Anatomy of a response

Top-level fields

  • id — the unique response id.
  • model — echoed back; useful for logging.
  • content — list of content blocks. Most common shapes: a single text block; or text + tool_use blocks.
  • stop_reasonend_turn, max_tokens, tool_use, stop_sequence. Each maps to different downstream handling.
  • usageinput_tokens, output_tokens, plus cache-related counters when caching is on.

Stop-reason handling

  • end_turn — normal.
  • max_tokens — ceiling hit; output may be truncated. Architectural concern (don't silently treat as success).
  • tool_use — handle the tool-use loop. → Note 04.
  • stop_sequence — your custom stop hit.

Why this matters for evals

The eval framework needs to score responses partitioned by stop_reason. A max_tokens truncation is a different failure mode than a hallucinated answer.


Streaming

Event types

  • message_start — the message envelope arrives.
  • content_block_start / content_block_delta / content_block_stop — for each content block as it streams.
  • message_delta — incremental updates to top-level fields.
  • message_stop — the response is done.

When to stream

  • User-facing chat-shaped UX. Default on.
  • Customer-support agent assist (latency-perceived UX dominates actual latency).

When not to stream

  • Programmatic consumers downstream of the API call (no UX to perceive).
  • Tool-use loops where the next step depends on the full response — streaming buys nothing.
  • Eval harnesses (deterministic scoring, batch shapes).

SDK shape (Python, TypeScript)

Python — apic package

  • client = Apic(); client.messages.create(...).
  • Streaming: client.messages.stream(...) returns an event iterator.
  • Tool use: tool definitions are dicts with name + description + input_schema (JSON Schema).
  • Async client available (AsyncApic) — non-trivial for high-concurrency workloads.

TypeScript — @apic-ai/sdk

  • Mirrors Python shape. Important if the customer's stack is JS/TS-first.

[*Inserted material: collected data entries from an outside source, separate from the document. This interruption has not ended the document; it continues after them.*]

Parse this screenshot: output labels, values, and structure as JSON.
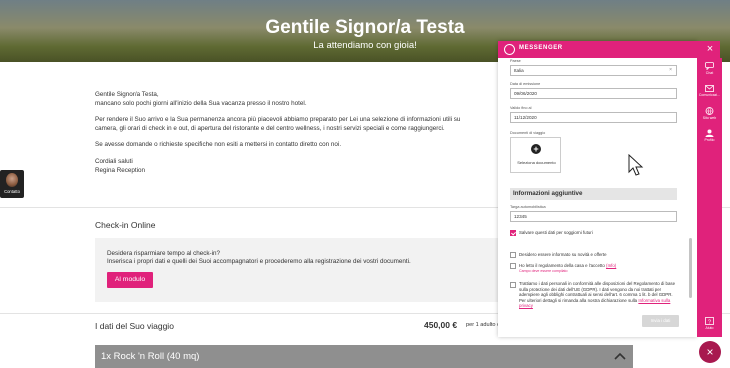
{
  "hero": {
    "title": "Gentile Signor/a Testa",
    "subtitle": "La attendiamo con gioia!"
  },
  "letter": {
    "greeting": "Gentile Signor/a Testa,",
    "line1": "mancano solo pochi giorni all'inizio della Sua vacanza presso il nostro hotel.",
    "line2": "Per rendere il Suo arrivo e la Sua permanenza ancora più piacevoli abbiamo preparato per Lei una selezione di informazioni utili su",
    "line3": "camera, gli orari di check in e out, di apertura del ristorante e del centro wellness, i nostri servizi speciali e come raggiungerci.",
    "line4": "Se avesse domande o richieste specifiche non esiti a mettersi in contatto diretto con noi.",
    "sign1": "Cordiali saluti",
    "sign2": "Regina Reception"
  },
  "avatar": {
    "name": "Contatto"
  },
  "checkin": {
    "title": "Check-in Online",
    "question": "Desidera risparmiare tempo al check-in?",
    "instruction": "Inserisca i propri dati e quelli dei Suoi accompagnatori e procederemo alla registrazione dei vostri documenti.",
    "button": "Al modulo"
  },
  "trip": {
    "title": "I dati del Suo viaggio",
    "price": "450,00 €",
    "per": "per 1 adulto d"
  },
  "room": {
    "label": "1x Rock 'n Roll (40 mq)"
  },
  "messenger": {
    "title": "MESSENGER",
    "close": "×",
    "fields": {
      "country_label": "Paese",
      "country_value": "Italia",
      "issue_label": "Data di emissione",
      "issue_value": "09/06/2020",
      "valid_label": "Valido fino al",
      "valid_value": "11/12/2020",
      "docs_label": "Documenti di viaggio",
      "upload_label": "Seleziona documento",
      "info_heading": "Informazioni aggiuntive",
      "plate_label": "Targa automobilistica",
      "plate_value": "12345"
    },
    "checks": {
      "save_label": "Salvare questi dati per soggiorni futuri",
      "newsletter_label": "Desidero essere informato su novità e offerte",
      "rules_label": "Ho letto il regolamento della casa e l'accetto",
      "rules_link": "(Info)",
      "required": "Campo deve essere compilato",
      "gdpr_label": "Trattiamo i dati personali in conformità alle disposizioni del Regolamento di base sulla protezione dei dati dell'UE (GDPR). I dati vengono da noi trattati per adempiere agli obblighi contrattuali ai sensi dell'art. 6 comma 1 lit. b del GDPR. Per ulteriori dettagli si rimanda alla nostra dichiarazione sulla",
      "gdpr_link": "Informativa sulla privacy",
      "save_checked": true
    },
    "send_button": "Invia i dati"
  },
  "rail": {
    "chat": "Chat",
    "comms": "Comunicazi...",
    "site": "Sito web",
    "profile": "Profilo",
    "help": "Aiuto"
  },
  "colors": {
    "accent": "#e0227b",
    "accent_dark": "#a8194f"
  }
}
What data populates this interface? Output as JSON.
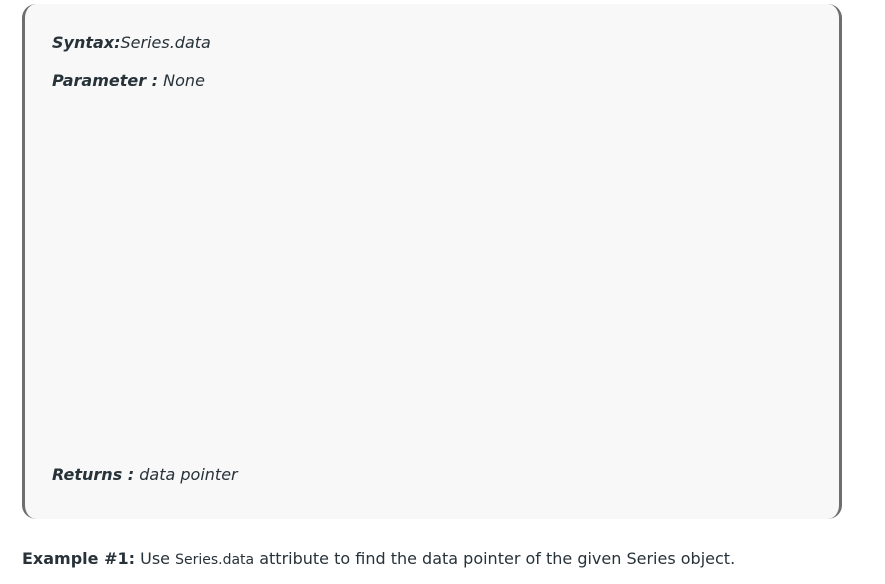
{
  "syntax_box": {
    "syntax_label": "Syntax:",
    "syntax_value": "Series.data",
    "parameter_label": "Parameter :",
    "parameter_value": " None",
    "returns_label": "Returns :",
    "returns_value": " data pointer"
  },
  "example": {
    "label": "Example #1:",
    "text_before": " Use ",
    "code": "Series.data",
    "text_after": " attribute to find the data pointer of the given Series object."
  }
}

When to call REST directly

  • Edge functions where the SDK weight matters.
  • Custom infrastructure that doesn't fit the SDK's retry/timeout assumptions.
  • Almost never in BFSI — SDK is the right default.

Rate limits and capacity planning

  • Limits are tier-based: per-minute requests + per-minute input tokens + per-minute output tokens.
  • For Indian BFSI customers, capacity planning starts from business volume (tickets/day, documents/day) and translates backwards through token estimates per call. → Module 10 Drill 01.
  • Rate-limit hits should be treated as architectural events (queueing, fallback to smaller model), not as exceptions to retry-and-hope.

What is not in this note (intentional split)

  • Model selection between Opus/Sonnet/Haiku → Note 02.
  • Prompt caching mechanics → Note 03.
  • Tool use + structured outputs → Note 04.
  • Bedrock vs Vertex vs first-party API → Note 05.

Cross-references

Strong-Hire bar for this file

  • Whiteboard the request/response cold without notes.
  • Stop-reason handling discipline articulated, not implicit.
  • Streaming-vs-non-streaming decision rule reflex.
  • Capacity planning grounded in business volume, not token theatrics.